House debates

Wednesday, 2 March 2016

Constituency Statements

Budget

9:58 am

Photo of Wayne SwanWayne Swan (Lilley, Australian Labor Party) Share this | | Hansard source

Time and time again, we have seen the Turnbull-Abbott government go after low- and middle-income earners in our community. We have seen them go after pensioners, the very men and women who have worked hard all of their lives to make our country great—all they expect is dignity and respect in their retirement. Through two budgets, we have seen this government go after low-and middle-income earners through cuts to family payments—a family on $65,000 a year with two children will lose up to $115 a week; a family on $120,000 with two children will lose up to $60 a week. At every opportunity, the Turnbull-Abbott government has gone after Medicare, penalty rates, progressive taxation, and investment in education. None of these things are safe under a Liberal government.
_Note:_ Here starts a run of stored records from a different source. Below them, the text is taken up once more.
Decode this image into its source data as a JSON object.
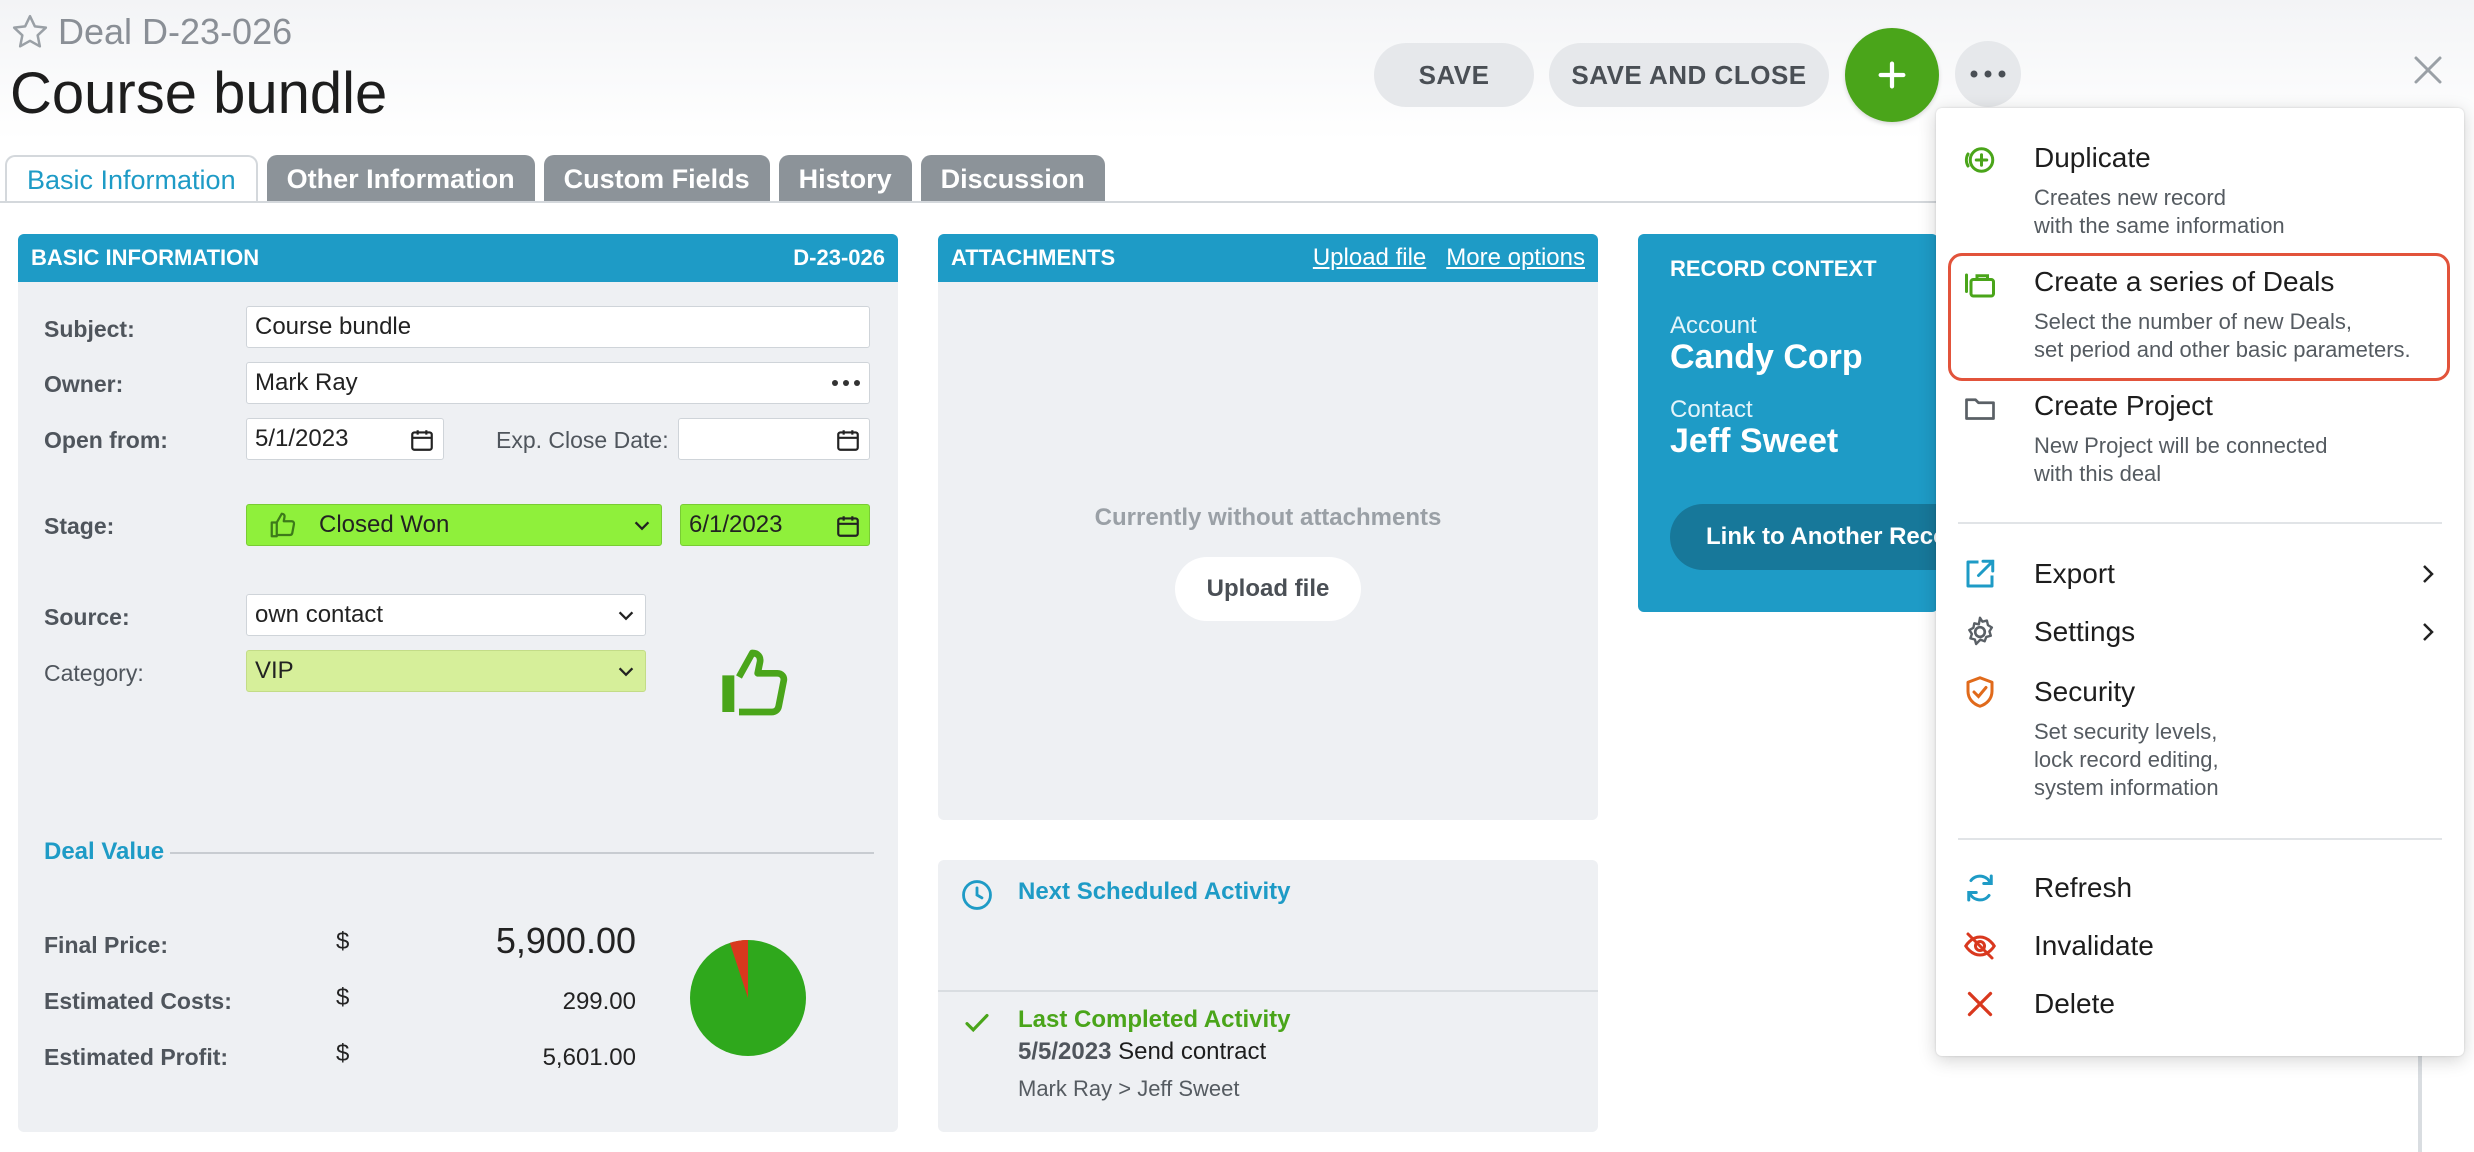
{
  "header": {
    "deal_id": "Deal D-23-026",
    "title": "Course bundle",
    "save_label": "SAVE",
    "save_close_label": "SAVE AND CLOSE"
  },
  "tabs": [
    {
      "label": "Basic Information",
      "active": true
    },
    {
      "label": "Other Information",
      "active": false
    },
    {
      "label": "Custom Fields",
      "active": false
    },
    {
      "label": "History",
      "active": false
    },
    {
      "label": "Discussion",
      "active": false
    }
  ],
  "basic_info": {
    "header": "BASIC INFORMATION",
    "code": "D-23-026",
    "subject_label": "Subject:",
    "subject_value": "Course bundle",
    "owner_label": "Owner:",
    "owner_value": "Mark Ray",
    "open_from_label": "Open from:",
    "open_from_value": "5/1/2023",
    "exp_close_label": "Exp. Close Date:",
    "exp_close_value": "",
    "stage_label": "Stage:",
    "stage_value": "Closed Won",
    "stage_date": "6/1/2023",
    "source_label": "Source:",
    "source_value": "own contact",
    "category_label": "Category:",
    "category_value": "VIP"
  },
  "deal_value": {
    "title": "Deal Value",
    "currency": "$",
    "rows": [
      {
        "label": "Final Price:",
        "value": "5,900.00"
      },
      {
        "label": "Estimated Costs:",
        "value": "299.00"
      },
      {
        "label": "Estimated Profit:",
        "value": "5,601.00"
      }
    ],
    "pie": {
      "profit": 5601,
      "costs": 299
    }
  },
  "attachments": {
    "header": "ATTACHMENTS",
    "upload_link": "Upload file",
    "more_options": "More options",
    "empty_text": "Currently without attachments",
    "upload_button": "Upload file"
  },
  "activity": {
    "next_title": "Next Scheduled Activity",
    "last_title": "Last Completed Activity",
    "last_date": "5/5/2023",
    "last_subject": "Send contract",
    "last_people": "Mark Ray > Jeff Sweet"
  },
  "record_context": {
    "title": "RECORD CONTEXT",
    "account_label": "Account",
    "account_value": "Candy Corp",
    "contact_label": "Contact",
    "contact_value": "Jeff Sweet",
    "link_button": "Link to Another Record"
  },
  "menu": {
    "duplicate": {
      "title": "Duplicate",
      "desc1": "Creates new record",
      "desc2": "with the same information"
    },
    "series": {
      "title": "Create a series of Deals",
      "desc1": "Select the number of new Deals,",
      "desc2": "set period and other basic parameters."
    },
    "project": {
      "title": "Create Project",
      "desc1": "New Project will be connected",
      "desc2": "with this deal"
    },
    "export": {
      "title": "Export"
    },
    "settings": {
      "title": "Settings"
    },
    "security": {
      "title": "Security",
      "desc1": "Set security levels,",
      "desc2": "lock record editing,",
      "desc3": "system information"
    },
    "refresh": {
      "title": "Refresh"
    },
    "invalidate": {
      "title": "Invalidate"
    },
    "delete": {
      "title": "Delete"
    }
  },
  "colors": {
    "accent": "#1e9bc6",
    "primary_green": "#4aa51a",
    "stage_green": "#8ff03b",
    "highlight_red": "#e2533b"
  }
}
So we have to ask the question: why are the Liberals so driven to destroy our social contract? It is a social contract which has delivered one of the highest living standards in the world, with some of the best outcomes in terms of equality of opportunity anywhere in the world.
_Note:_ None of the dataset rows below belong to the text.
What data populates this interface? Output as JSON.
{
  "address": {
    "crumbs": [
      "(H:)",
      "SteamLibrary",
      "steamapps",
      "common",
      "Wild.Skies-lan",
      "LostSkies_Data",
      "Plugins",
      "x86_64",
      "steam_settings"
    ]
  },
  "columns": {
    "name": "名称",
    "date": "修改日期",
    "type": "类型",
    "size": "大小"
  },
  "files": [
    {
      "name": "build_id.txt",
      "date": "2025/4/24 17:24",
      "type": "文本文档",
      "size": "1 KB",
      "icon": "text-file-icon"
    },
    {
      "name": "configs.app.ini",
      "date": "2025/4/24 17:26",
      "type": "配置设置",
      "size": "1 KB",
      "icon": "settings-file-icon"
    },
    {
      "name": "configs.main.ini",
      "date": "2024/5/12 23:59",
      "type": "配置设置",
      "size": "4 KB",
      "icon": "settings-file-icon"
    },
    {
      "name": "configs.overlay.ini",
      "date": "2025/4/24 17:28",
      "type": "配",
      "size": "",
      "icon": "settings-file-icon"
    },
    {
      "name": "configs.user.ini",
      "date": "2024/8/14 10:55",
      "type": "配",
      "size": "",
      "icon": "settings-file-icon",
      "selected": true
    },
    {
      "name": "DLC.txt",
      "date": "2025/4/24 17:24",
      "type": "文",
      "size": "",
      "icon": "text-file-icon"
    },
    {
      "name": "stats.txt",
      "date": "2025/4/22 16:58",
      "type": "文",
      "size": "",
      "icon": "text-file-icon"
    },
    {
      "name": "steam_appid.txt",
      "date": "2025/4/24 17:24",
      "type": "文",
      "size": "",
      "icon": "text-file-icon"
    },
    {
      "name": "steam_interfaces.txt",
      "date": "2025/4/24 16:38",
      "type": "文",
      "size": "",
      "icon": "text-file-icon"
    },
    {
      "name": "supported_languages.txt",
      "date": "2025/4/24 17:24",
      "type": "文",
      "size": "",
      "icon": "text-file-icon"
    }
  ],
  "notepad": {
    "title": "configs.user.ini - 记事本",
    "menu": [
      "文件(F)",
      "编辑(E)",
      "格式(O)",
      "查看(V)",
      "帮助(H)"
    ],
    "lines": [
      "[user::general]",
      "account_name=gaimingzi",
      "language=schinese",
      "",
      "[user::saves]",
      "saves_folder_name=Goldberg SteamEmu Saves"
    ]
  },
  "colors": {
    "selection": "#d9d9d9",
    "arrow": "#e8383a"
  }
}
Through the two budgets they have attacked low- and middle-income earners, but they have refused to go after the tax concessions which go to some of the wealthiest and highest-income people in our community. They sit in the parliament and take money away from working families but will not touch the tax concessions going to some of the wealthiest people in our community. Take negative gearing, for example: the top 20 per cent receive around half of all negative gearing subsidies; the top 10 per cent receive nearly 70 per cent of all capital gains subsidies. Why is this the case? The fact is: the last three Liberal leaders—Nelson, Turnbull and Abbott—represent three of the five wealthiest electorates in our country. Wentworth is the wealthiest, with a median income of $2,643. So we have a leadership that represents the wealthiest communities in the country attacking the middle class around the rest of the country. The Liberals and Nationals sit in the parliament and vote for it whilst refusing to do anything about the tax concessions which go to some of the wealthiest people in our community.
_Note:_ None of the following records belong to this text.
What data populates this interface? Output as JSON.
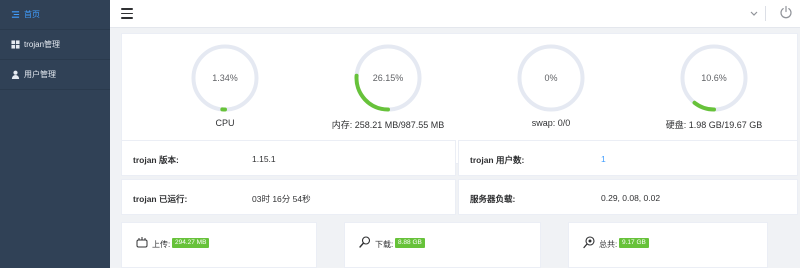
{
  "sidebar": {
    "items": [
      {
        "label": "首页",
        "icon": "home-icon",
        "active": true
      },
      {
        "label": "trojan管理",
        "icon": "grid-icon",
        "active": false
      },
      {
        "label": "用户管理",
        "icon": "user-icon",
        "active": false
      }
    ]
  },
  "header": {
    "menu_icon": "hamburger-icon",
    "dropdown_icon": "chevron-down-icon",
    "logout_icon": "power-icon"
  },
  "gauges": [
    {
      "value_text": "1.34%",
      "percent": 1.34,
      "label": "CPU"
    },
    {
      "value_text": "26.15%",
      "percent": 26.15,
      "label": "内存: 258.21 MB/987.55 MB"
    },
    {
      "value_text": "0%",
      "percent": 0,
      "label": "swap: 0/0"
    },
    {
      "value_text": "10.6%",
      "percent": 10.6,
      "label": "硬盘: 1.98 GB/19.67 GB"
    }
  ],
  "info": {
    "version_label": "trojan 版本:",
    "version_value": "1.15.1",
    "users_label": "trojan 用户数:",
    "users_value": "1",
    "uptime_label": "trojan 已运行:",
    "uptime_value": "03时 16分 54秒",
    "load_label": "服务器负载:",
    "load_value": "0.29, 0.08, 0.02"
  },
  "traffic": [
    {
      "label": "上传:",
      "value": "294.27 MB",
      "icon": "upload-icon"
    },
    {
      "label": "下载:",
      "value": "8.88 GB",
      "icon": "download-icon"
    },
    {
      "label": "总共:",
      "value": "9.17 GB",
      "icon": "total-icon"
    }
  ],
  "colors": {
    "sidebar_bg": "#304156",
    "accent": "#409eff",
    "gauge_track": "#e5e9f2",
    "gauge_fill": "#67c23a",
    "tag_green": "#67c23a"
  }
}
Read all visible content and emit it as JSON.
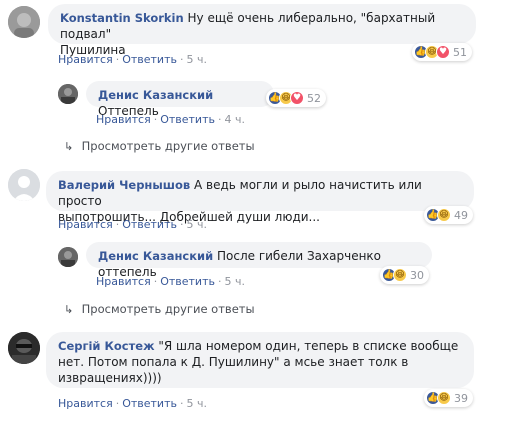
{
  "comments": [
    {
      "author": "Konstantin Skorkin",
      "text_line1": "Ну ещё очень либерально, \"бархатный подвал\"",
      "text_line2": "Пушилина",
      "like": "Нравится",
      "reply": "Ответить",
      "time": "5 ч.",
      "reactions_count": "51"
    },
    {
      "author": "Денис Казанский",
      "text": "Оттепель",
      "like": "Нравится",
      "reply": "Ответить",
      "time": "4 ч.",
      "reactions_count": "52"
    },
    {
      "more_replies": "Просмотреть другие ответы"
    },
    {
      "author": "Валерий Чернышов",
      "text_line1": "А ведь могли и рыло начистить или просто",
      "text_line2": "выпотрошить... Добрейшей души люди...",
      "like": "Нравится",
      "reply": "Ответить",
      "time": "5 ч.",
      "reactions_count": "49"
    },
    {
      "author": "Денис Казанский",
      "text": "После гибели Захарченко оттепель",
      "like": "Нравится",
      "reply": "Ответить",
      "time": "5 ч.",
      "reactions_count": "30"
    },
    {
      "more_replies": "Просмотреть другие ответы"
    },
    {
      "author": "Сергій Костеж",
      "text_line1": "\"Я шла номером один, теперь в списке вообще",
      "text_line2": "нет. Потом попала к Д. Пушилину\" а мсье знает толк в",
      "text_line3": "извращениях))))",
      "like": "Нравится",
      "reply": "Ответить",
      "time": "5 ч.",
      "reactions_count": "39"
    }
  ],
  "ui": {
    "dot": "·",
    "arrow": "↳"
  }
}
Why is this the case? Four years ago this week I wrote an essay for The Monthly, 'The 0.01 per cent: the rising influence of vested interests in Australia'. This is where big money talks, and it talks in the Turnbull and Abbott governments. So now we see the Property Council marshalling a big campaign to back in their sponsors, the people they really control and run: the Liberals in Canberra, who represent the 0.01 per cent. They do not represent the 30 or 40 or 50 per cent of working families out there in the electorates right around this country who are being dudded, week after week after week—having their Medicare attacked, having their education funding attacked and having their incomes attacked. And the Liberals sit in the parliament and defend some of these obscene tax concessions which deliver the benefits to the highest-income earners in our community. They do not represent the many; they represent the 0.01 per cent.